GreenHat Energy Situation Unlikely in SPP, Director Says
Scherr told the board and members that an event similar to GreenHat Energy’s massive default on financial transmission rights in PJM’s market is unlikely to happen in SPP. PJM now estimates the event could cost its members more than $430 million. (See PJM: FERC Order Could Boost GreenHat Default by $300M.)
“There are significant differences in the SPP markets, such as the level of congestion and structure of [FTR] products, which reduce the likelihood of this magnitude,” he said.
Scherr said he is heartened by the Credit Practices Working Group and Market Monitoring Unit’s oversight of the grid operator’s FTR markets.

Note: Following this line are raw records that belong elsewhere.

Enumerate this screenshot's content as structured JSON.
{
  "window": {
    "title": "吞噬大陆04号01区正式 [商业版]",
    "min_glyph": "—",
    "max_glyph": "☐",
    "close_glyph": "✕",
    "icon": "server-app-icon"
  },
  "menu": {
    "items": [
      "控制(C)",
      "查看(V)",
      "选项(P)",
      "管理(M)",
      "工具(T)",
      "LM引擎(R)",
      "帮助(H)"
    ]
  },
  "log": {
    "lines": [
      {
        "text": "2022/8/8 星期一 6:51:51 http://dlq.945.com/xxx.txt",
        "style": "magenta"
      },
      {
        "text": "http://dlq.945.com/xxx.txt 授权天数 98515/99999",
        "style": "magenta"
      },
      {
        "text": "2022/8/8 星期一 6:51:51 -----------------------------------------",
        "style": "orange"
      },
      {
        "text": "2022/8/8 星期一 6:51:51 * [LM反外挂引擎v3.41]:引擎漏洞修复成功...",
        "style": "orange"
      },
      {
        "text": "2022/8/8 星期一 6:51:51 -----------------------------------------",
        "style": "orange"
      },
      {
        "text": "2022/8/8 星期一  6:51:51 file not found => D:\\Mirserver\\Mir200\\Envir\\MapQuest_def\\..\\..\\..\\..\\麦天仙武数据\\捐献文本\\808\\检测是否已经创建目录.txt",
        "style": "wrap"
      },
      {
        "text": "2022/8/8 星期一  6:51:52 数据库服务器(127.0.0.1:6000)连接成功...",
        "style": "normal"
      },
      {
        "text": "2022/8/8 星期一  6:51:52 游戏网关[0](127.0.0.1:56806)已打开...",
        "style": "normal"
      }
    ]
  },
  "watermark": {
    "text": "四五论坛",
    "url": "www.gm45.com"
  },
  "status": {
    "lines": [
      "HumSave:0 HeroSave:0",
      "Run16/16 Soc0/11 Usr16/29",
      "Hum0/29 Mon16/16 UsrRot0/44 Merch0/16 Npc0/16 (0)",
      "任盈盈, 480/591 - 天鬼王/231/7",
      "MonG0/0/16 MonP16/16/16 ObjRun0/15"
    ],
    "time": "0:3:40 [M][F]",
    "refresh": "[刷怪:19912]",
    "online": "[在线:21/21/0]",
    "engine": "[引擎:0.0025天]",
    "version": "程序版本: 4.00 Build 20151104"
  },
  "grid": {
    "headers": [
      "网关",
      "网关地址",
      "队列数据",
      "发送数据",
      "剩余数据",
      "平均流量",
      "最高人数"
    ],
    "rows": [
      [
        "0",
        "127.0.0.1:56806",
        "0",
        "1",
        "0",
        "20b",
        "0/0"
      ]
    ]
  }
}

Board Approves $1.8B in Transmission Projects
The board passed a consent agenda that included the 2019 SPP Transmission Expansion Plan (STEP) report, previously endorsed by the Markets and Operations Policy Committee. The report anticipates that an estimated $1.8 billion of projects will be built over the next five years in 13 states.
Also approved as part of the agenda:
- Revision to SPP’s bylaws to allow any member to appeal to the board with a written request any action taken or recommended by an organizational group.
- A Tariff revision (TWG RR237) that removes duplicative or unnecessary language in the SPP criteria to make it consistent with NERC Standard TPL-001-4’s requirements and account for the differences between NERC’s requirements and SPP’s Tariff.
- East River Electric Power Cooperative’s sponsored upgrades of a new 115-kV line and a 115/69-kV transformer near Aberdeen, S.D. The project will be a creditable upgrade eligible for incremental long-term congestion rights or cost recovery through the Tariff’s Attachment Z2.
- Modification of Westar Energy’s notification to construct a 345/138-kV transformer, requiring all elements and conductor to have an emergency rating of 440 MVA. The original requirement was 492 MVA.